Relative Pairwise Relationship Constrained Non-negative Matrix Factorisation

TL;DR

This paper introduces RPR-NMF, a novel matrix factorisation method that incorporates relative pairwise relationship constraints to improve clustering and recommendation tasks, with proven convergence and superior empirical performance.

Contribution

It proposes a new NMF variant that models pairwise relationships using triplet constraints and develops an efficient algorithm with convergence guarantees.

Findings

RPR-NMF achieves closer approximation to data.

It satisfies a high proportion of pairwise constraints.

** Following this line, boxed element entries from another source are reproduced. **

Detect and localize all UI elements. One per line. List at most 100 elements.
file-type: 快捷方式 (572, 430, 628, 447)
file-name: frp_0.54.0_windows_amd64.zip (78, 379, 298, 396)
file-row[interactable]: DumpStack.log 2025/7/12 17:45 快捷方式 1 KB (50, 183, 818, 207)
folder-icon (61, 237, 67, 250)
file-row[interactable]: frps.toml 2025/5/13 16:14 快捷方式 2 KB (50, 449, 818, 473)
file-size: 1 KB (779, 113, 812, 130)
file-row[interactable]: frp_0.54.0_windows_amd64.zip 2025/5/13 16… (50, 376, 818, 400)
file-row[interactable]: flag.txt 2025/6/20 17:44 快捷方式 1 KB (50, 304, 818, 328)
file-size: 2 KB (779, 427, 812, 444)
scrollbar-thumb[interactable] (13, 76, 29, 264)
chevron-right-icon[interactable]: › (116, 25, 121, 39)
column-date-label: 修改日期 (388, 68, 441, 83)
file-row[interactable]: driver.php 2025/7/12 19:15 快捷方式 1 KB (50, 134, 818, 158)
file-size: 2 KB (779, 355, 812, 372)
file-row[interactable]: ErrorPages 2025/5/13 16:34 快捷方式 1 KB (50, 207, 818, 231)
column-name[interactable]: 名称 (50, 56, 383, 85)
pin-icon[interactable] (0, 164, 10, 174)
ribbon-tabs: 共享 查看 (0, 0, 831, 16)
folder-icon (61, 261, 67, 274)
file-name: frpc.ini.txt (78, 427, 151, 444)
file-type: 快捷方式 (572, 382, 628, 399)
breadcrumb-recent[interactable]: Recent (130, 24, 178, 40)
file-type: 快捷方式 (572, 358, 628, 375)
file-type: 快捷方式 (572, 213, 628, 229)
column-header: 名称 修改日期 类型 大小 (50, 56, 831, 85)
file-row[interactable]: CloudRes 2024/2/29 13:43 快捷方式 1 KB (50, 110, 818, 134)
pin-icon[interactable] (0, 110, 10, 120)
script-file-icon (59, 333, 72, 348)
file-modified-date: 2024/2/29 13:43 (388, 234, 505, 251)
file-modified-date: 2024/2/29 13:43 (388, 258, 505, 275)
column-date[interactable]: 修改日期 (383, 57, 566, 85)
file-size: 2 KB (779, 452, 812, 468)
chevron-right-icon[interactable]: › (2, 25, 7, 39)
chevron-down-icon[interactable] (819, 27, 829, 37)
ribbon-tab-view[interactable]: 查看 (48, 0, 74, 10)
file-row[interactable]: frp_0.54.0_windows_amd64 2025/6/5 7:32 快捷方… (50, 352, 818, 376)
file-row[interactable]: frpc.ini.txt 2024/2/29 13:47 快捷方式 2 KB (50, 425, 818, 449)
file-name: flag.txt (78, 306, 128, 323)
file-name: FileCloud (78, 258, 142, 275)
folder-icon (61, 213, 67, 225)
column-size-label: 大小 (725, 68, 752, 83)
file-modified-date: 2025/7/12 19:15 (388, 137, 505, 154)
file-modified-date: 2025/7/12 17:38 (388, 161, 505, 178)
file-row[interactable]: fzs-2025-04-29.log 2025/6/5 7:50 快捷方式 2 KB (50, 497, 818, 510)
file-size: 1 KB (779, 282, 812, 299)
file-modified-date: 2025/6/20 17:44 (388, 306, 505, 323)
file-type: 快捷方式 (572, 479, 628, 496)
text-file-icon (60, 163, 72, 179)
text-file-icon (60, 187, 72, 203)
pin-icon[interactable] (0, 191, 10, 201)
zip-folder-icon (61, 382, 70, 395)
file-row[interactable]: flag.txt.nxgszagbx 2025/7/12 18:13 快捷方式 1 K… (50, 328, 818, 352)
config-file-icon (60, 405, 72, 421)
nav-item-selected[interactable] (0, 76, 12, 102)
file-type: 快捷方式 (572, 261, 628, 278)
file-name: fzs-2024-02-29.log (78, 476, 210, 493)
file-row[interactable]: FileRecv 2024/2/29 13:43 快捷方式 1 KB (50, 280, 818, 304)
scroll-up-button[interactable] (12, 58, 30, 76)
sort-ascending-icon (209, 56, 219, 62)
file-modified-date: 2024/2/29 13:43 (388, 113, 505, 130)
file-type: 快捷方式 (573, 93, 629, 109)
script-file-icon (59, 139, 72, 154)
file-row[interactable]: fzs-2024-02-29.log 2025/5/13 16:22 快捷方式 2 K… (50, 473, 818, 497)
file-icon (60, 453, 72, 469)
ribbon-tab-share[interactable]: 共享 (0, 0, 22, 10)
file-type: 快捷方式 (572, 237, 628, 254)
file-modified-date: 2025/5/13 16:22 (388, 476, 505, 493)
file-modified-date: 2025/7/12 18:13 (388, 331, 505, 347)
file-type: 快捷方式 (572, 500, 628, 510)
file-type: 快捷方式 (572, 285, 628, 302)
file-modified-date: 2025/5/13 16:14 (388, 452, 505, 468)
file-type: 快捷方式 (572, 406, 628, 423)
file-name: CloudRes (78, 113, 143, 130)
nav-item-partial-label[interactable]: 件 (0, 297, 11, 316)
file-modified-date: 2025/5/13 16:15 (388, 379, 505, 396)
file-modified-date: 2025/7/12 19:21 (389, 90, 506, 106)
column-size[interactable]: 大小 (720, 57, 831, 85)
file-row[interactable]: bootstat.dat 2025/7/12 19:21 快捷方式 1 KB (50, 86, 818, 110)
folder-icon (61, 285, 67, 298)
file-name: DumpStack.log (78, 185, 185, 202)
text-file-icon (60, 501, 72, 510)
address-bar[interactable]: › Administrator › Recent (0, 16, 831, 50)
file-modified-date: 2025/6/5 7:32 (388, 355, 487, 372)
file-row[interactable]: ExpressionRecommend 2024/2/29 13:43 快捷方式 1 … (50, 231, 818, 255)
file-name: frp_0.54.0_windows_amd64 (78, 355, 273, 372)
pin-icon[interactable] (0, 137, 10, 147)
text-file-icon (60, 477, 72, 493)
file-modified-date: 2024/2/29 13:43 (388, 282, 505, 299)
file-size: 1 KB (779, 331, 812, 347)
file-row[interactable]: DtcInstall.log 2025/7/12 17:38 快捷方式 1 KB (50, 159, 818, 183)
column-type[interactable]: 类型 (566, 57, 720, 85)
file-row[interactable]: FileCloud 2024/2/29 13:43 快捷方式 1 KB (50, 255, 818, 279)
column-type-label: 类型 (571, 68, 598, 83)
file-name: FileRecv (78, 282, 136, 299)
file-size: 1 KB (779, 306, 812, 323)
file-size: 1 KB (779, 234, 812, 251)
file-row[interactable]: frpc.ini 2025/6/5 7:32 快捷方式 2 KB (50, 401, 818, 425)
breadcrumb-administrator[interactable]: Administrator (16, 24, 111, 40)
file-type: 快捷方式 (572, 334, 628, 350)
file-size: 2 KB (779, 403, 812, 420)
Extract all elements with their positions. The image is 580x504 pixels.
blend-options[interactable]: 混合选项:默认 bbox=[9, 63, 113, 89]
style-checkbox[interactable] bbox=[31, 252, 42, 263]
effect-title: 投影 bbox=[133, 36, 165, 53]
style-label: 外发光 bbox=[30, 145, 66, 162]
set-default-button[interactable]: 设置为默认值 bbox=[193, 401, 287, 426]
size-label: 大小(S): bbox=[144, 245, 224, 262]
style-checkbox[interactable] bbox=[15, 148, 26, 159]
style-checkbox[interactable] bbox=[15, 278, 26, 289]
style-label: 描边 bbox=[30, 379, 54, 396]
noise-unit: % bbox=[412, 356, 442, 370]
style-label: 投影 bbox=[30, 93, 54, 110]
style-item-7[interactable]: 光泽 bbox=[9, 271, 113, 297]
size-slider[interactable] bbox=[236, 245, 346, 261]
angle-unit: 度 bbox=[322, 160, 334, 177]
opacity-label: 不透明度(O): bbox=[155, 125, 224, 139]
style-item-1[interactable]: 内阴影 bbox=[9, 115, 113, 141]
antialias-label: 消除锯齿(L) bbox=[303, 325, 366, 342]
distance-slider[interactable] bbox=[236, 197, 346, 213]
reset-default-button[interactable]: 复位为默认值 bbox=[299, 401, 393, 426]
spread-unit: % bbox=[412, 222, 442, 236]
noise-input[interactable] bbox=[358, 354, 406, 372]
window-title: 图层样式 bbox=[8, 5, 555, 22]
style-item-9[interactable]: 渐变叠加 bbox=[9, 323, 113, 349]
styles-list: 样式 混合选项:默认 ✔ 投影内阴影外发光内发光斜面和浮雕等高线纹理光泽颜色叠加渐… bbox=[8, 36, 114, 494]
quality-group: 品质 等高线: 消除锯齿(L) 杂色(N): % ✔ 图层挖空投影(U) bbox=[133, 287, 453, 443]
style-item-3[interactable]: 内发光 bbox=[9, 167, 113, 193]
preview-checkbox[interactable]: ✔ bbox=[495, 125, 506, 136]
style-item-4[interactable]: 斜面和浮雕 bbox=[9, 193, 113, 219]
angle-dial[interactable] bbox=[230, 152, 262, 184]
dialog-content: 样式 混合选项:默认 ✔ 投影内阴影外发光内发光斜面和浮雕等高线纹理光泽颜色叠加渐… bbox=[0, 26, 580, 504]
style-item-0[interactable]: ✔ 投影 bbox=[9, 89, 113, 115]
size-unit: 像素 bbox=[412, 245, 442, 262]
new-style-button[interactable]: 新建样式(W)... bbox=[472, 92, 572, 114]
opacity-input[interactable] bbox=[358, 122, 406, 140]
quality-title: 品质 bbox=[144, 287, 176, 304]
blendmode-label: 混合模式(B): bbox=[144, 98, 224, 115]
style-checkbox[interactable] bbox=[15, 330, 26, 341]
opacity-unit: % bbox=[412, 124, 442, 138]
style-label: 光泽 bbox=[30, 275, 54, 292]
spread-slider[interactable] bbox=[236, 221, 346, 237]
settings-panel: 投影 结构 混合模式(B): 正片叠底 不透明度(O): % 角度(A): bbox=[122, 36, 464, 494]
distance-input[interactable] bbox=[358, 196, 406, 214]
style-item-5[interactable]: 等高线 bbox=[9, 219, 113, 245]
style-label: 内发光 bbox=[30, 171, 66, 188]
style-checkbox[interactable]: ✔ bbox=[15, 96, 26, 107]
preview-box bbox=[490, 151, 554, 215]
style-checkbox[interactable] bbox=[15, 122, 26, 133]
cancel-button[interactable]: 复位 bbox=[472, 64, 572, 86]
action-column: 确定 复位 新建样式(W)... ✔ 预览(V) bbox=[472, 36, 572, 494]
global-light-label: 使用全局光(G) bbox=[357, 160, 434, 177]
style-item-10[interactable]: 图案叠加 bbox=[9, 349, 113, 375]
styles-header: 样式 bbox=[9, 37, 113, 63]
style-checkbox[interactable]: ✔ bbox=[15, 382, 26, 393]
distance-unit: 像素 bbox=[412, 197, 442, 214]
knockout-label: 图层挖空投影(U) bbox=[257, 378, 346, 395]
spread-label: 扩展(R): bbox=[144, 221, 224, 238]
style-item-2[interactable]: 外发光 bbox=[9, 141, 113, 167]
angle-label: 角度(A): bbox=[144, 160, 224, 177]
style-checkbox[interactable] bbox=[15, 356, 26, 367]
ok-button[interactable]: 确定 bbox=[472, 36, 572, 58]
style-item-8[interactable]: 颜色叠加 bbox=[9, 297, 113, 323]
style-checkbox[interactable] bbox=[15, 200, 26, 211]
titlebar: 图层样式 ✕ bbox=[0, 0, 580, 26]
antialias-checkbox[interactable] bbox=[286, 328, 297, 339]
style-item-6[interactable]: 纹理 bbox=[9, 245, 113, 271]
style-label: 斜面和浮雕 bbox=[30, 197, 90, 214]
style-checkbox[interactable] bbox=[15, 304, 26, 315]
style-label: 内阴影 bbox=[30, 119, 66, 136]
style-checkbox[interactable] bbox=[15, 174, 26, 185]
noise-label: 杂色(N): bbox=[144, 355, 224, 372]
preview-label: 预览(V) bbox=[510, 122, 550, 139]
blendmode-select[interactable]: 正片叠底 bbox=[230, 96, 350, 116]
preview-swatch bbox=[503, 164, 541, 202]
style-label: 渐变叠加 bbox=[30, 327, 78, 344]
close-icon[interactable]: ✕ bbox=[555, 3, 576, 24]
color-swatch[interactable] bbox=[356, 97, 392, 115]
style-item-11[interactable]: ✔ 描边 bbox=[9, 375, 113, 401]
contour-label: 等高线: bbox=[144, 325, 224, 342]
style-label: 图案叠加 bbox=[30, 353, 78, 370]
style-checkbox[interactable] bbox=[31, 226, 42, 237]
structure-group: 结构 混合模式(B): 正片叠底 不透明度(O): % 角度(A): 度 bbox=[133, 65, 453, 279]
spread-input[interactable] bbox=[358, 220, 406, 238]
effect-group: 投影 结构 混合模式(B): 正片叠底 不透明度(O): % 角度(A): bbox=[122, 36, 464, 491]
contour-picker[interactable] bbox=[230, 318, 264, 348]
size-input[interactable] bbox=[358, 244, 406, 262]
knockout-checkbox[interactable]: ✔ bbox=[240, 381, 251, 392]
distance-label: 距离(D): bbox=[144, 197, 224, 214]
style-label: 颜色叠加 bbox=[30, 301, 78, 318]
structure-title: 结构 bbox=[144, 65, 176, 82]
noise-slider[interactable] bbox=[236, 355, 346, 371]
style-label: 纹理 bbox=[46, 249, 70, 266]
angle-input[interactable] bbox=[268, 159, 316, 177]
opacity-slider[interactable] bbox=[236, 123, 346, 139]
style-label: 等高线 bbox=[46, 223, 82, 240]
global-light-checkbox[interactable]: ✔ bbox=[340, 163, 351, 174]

It outperforms existing NMF methods in experiments.

Abstract

Non-negative Matrix Factorisation (NMF) has been extensively used in machine learning and data analytics applications. Most existing variations of NMF only consider how each row/column vector of factorised matrices should be shaped, and ignore the relationship among pairwise rows or columns. In many cases, such pairwise relationship enables better factorisation, for example, image clustering and recommender systems. In this paper, we propose an algorithm named, Relative Pairwise Relationship constrained Non-negative Matrix Factorisation (RPR-NMF), which places constraints over relative pairwise distances amongst features by imposing penalties in a triplet form. Two distance measures, squared Euclidean distance and Symmetric divergence, are used, and exponential and hinge loss penalties are adopted for the two measures respectively. It is well known that the so-called "multiplicative update rules" result in a much faster convergence than gradient descend for matrix factorisation. However, applying such update rules to RPR-NMF and also proving its convergence is not straightforward. Thus, we use reasonable approximations to relax the complexity brought by the penalties, which are practically verified. Experiments on both synthetic datasets and real datasets demonstrate that our algorithms have advantages on gaining close approximation, satisfying a high proportion of expected constraints, and achieving superior performance compared with other algorithms.